Java break and continue are control-flow statements that change what happens inside a loop. break stops the nearest loop or switch, while continue skips the rest of the current loop step and moves to the next one.

These statements are useful when a loop needs an early exit or when one value should be skipped without stopping the whole loop.

Using Break In A Loop

The break statement exits the nearest enclosing loop immediately. Java then continues with the first statement after the loop.

public class Main {
    public static void main(String[] args) {
        for (int number = 1; number <= 5; number++) {
            if (number == 4) {
                break;
            }

            System.out.println(number);
        }

        System.out.println("Loop ended");
    }
}

Output:

1
2
3
Loop ended

The loop starts at 1 and prints each number. When number becomes 4, the if condition is true, so break exits the loop before 4 is printed.

Using Continue In A Loop

The continue statement does not stop the whole loop. It skips the remaining code in the current iteration, then the loop moves on to its next check or update.

public class Main {
    public static void main(String[] args) {
        for (int number = 1; number <= 5; number++) {
            if (number == 3) {
                continue;
            }

            System.out.println(number);
        }
    }
}

Output:

1
2
4
5

When number is 3, Java runs continue and skips the System.out.println statement for that iteration. The loop still continues with 4 and 5.

Break With While Loops

break is often used in a while loop when the stopping point is discovered inside the loop body. This can make the loop stop as soon as a target value is found.

public class Main {
    public static void main(String[] args) {
        int[] scores = {72, 81, 95, 68};
        int index = 0;

        while (index < scores.length) {
            if (scores[index] >= 90) {
                System.out.println("Found high score: " + scores[index]);
                break;
            }

            index++;
        }
    }
}

Output:

Found high score: 95

The loop checks each score in order. When it finds 95, it prints the message and break stops the loop, so there is no need to check the remaining values.

Continue With While Loops

In a while loop, be careful to update the loop variable before continue when needed. If you skip the update, the loop may get stuck on the same value forever.

public class Main {
    public static void main(String[] args) {
        int number = 0;

        while (number < 5) {
            number++;

            if (number == 2) {
                continue;
            }

            System.out.println(number);
        }
    }
}

Output:

1
3
4
5

The update number++ happens before the continue check. That means the loop can safely skip printing 2 and still move forward.

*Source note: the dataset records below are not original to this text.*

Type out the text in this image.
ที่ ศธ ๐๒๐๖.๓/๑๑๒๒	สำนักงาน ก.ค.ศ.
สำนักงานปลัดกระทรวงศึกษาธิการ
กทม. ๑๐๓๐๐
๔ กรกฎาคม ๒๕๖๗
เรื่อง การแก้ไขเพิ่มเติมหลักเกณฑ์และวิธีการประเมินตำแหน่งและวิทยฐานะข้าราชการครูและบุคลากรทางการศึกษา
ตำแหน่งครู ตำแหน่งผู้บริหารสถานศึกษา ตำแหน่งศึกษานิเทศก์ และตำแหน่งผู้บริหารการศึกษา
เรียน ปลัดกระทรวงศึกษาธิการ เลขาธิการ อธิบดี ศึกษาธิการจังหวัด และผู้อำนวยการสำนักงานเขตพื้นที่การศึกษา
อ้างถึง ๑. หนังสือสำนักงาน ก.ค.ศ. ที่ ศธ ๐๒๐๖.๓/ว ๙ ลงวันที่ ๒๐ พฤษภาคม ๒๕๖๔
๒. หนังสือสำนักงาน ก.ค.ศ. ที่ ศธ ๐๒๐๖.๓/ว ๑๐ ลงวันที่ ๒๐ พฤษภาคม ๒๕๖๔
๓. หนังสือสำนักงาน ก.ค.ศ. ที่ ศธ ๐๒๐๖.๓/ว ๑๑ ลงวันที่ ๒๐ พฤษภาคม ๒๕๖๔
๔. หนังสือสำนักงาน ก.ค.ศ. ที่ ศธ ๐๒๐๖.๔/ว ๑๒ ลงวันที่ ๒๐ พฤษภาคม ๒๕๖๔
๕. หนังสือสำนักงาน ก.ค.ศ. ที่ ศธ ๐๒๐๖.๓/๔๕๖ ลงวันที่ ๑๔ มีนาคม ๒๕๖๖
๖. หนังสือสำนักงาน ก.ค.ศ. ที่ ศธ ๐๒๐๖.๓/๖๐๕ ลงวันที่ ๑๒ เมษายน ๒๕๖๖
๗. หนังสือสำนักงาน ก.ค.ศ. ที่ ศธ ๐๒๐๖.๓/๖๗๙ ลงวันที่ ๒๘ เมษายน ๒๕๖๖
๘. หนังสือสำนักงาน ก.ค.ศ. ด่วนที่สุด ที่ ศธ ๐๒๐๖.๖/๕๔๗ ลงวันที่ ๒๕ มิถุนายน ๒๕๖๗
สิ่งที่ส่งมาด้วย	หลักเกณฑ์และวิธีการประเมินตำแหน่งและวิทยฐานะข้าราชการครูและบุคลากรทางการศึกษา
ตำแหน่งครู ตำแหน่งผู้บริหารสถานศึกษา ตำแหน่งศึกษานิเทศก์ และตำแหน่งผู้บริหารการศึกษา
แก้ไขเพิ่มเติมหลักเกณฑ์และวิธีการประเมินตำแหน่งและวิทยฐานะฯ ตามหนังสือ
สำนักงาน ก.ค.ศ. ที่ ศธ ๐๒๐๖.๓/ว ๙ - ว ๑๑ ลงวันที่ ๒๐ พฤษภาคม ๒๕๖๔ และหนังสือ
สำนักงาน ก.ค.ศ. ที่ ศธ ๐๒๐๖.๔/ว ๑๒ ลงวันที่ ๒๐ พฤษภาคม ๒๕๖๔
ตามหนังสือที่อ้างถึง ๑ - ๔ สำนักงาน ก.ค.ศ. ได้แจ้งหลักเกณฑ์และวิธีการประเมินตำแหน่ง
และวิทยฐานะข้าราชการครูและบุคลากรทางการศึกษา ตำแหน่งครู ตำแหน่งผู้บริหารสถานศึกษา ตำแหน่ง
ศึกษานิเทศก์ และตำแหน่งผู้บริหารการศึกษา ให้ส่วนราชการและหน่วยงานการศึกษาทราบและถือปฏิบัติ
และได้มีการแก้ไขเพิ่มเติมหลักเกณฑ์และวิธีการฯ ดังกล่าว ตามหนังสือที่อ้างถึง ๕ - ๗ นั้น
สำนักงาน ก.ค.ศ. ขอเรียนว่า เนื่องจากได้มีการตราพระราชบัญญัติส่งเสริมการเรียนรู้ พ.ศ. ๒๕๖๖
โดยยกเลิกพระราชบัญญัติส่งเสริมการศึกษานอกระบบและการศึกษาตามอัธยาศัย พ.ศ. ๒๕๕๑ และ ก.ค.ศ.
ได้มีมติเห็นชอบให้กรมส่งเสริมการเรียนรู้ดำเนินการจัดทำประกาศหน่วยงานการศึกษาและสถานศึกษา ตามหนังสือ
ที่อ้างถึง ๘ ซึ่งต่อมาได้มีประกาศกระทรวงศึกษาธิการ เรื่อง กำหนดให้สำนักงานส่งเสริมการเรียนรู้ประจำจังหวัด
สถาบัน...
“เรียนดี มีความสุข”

Break In Switch Statements

You have already seen break in switch statements. There, break exits the switch after a matching case runs, preventing Java from continuing into the next case.

public class Main {
    public static void main(String[] args) {
        String size = "M";

        switch (size) {
            case "S":
                System.out.println("Small");
                break;
            case "M":
                System.out.println("Medium");
                break;
            case "L":
                System.out.println("Large");
                break;
            default:
                System.out.println("Unknown size");
        }
    }
}

Output:

Medium

Break Or Continue?

Statement What it does Common use
break Stops the nearest loop or switch. Exit early after finding a result.
continue Skips the rest of the current loop iteration. Ignore one value and keep looping.

Common Mistakes

  • Using break when you only meant to skip one item.
  • Using continue in a while loop before updating the loop variable.
  • Forgetting that break only exits the nearest loop, not every nested loop.
  • Leaving out break in a switch when fall-through was not intended.

Takeaway: use break to leave a loop or switch early, and use continue to skip one loop iteration while keeping the loop going.